Chancellor of the Exchequer George Osborne holds the dispatch box containing the first budget by a Tory-majority government in almost two decades at  11 Downing Street in London, the UK, on Wednesday. Picture: BLOOMBERG/SIMON DAWSON
Chancellor of the Exchequer George Osborne holds the dispatch box containing the first budget by a Tory-majority government in almost two decades at 11 Downing Street in London, the UK, in July last year. Picture: BLOOMBERG/SIMON DAWSON

LONDON — British Finance Minister George Osborne is on the verge of missing his target for cutting the budget deficit in the current financial year, official data showed on Tuesday.

Mr Osborne, who is under fire for proposing cuts to disability welfare payments last week as part of his push to fix the public finances, is aiming to bring the budget deficit down to £72.2bn in the 2015-16 financial year.
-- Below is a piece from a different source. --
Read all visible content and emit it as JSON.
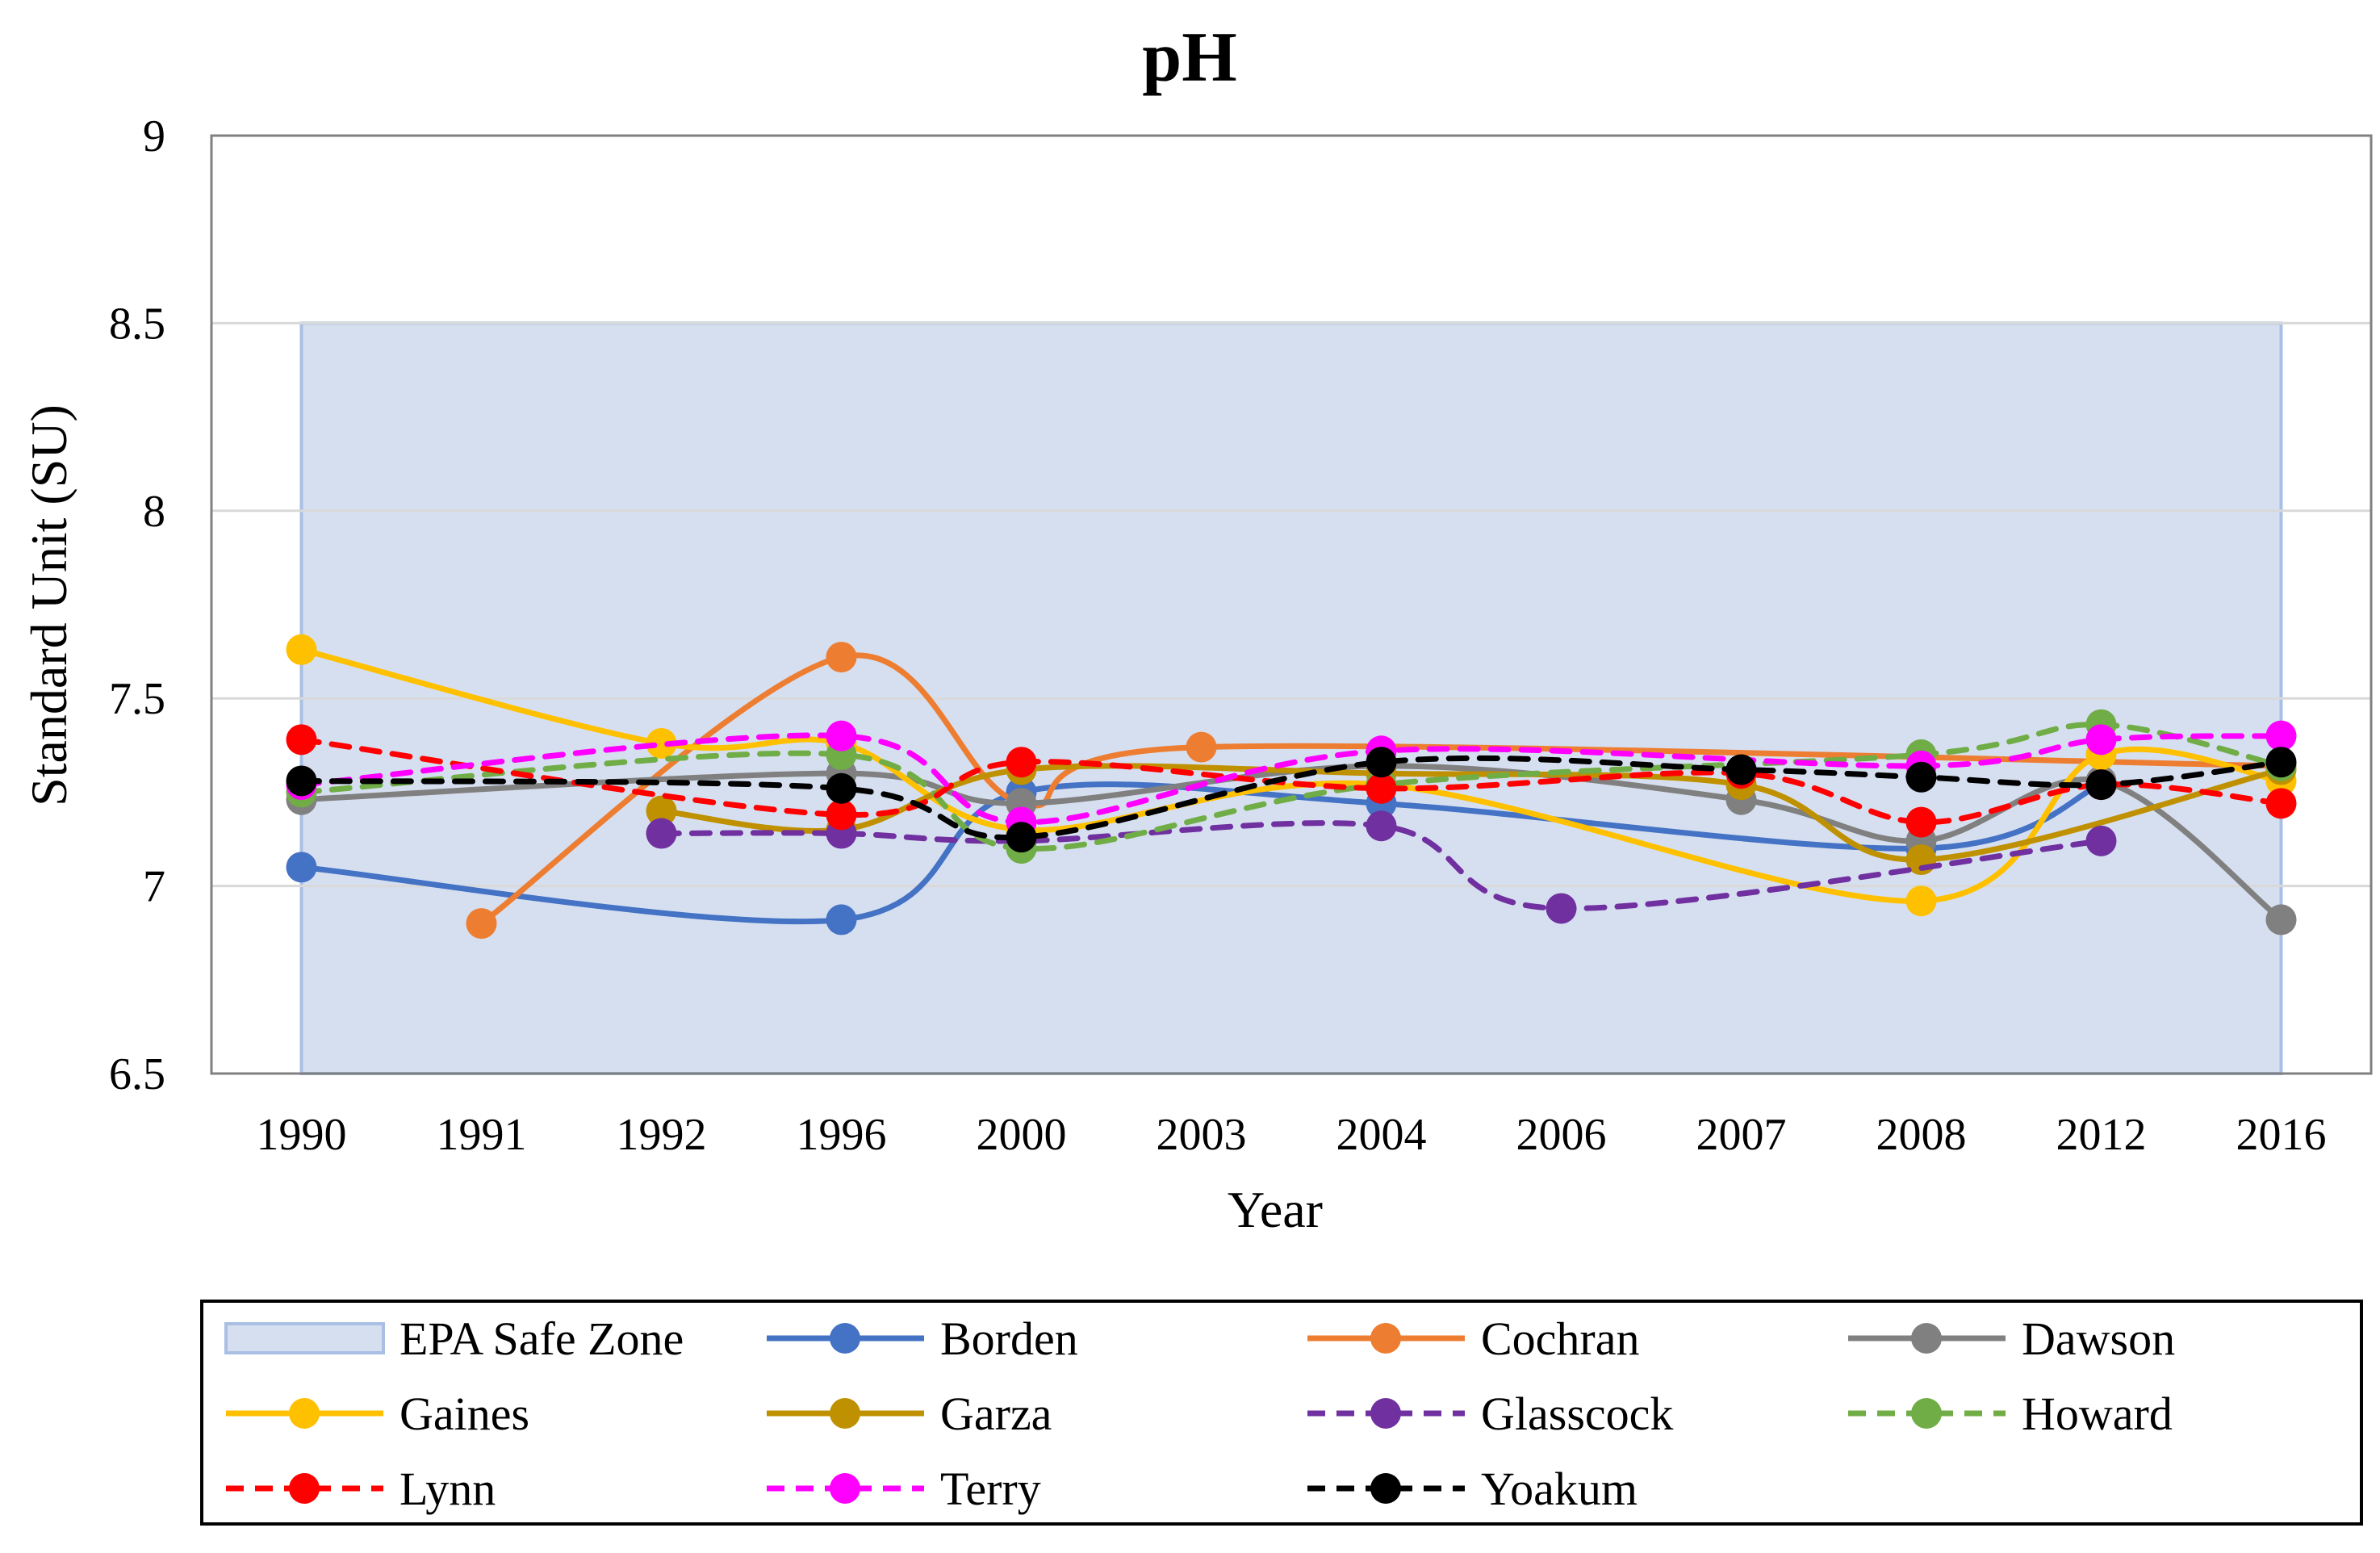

But with only one month to go until the end of the tax year, the budget deficit already stands at £70.7bn, the Office for National Statistics (ONS) said after borrowing fell less than expected in February to £7.1bn.

To meet the target, borrowing in March would have to fall to its lowest March level since 2004, the ONS said.

The government said on Monday it was dropping the plan to cut disability benefits and Mr Osborne was due to speak in parliament on Tuesday.

Separate data released by the ONS showed the country’s most widely used measure of inflation held steady at 0.3% in the 12 months to February.

That was a bit weaker than a median forecast of 0.4% in a Reuters poll of economists.

British inflation sank below zero last year, pushed down by the plunge in global oil prices, and is expected to rise only slowly back towards the Bank of England’s 2% target.

The ONS said inflation was pushed down by lower prices for second-hand cars and bicycles while food prices pushed inflation up, led by more expensive potato crisps.

The Bank of England has said it wants to see a pick-up in core inflation, as well as stronger wage growth, before it thinks about raising interest rates from a record low of 0.5%. The ONS said inflation excluding fuel and other volatile prices rose by 1.2% in the 12 months to February, unchanged from January and in line with the Reuters poll.

There was little sign of price pressures building. Factory gate prices dropped by 1.1%, a touch less weak than the median forecast of a 1.2% annual drop in the Reuters poll.

But house prices rose at their fastest pace in January since March last year, rising by 7.9% across the UK as a whole and by 10.8% in London.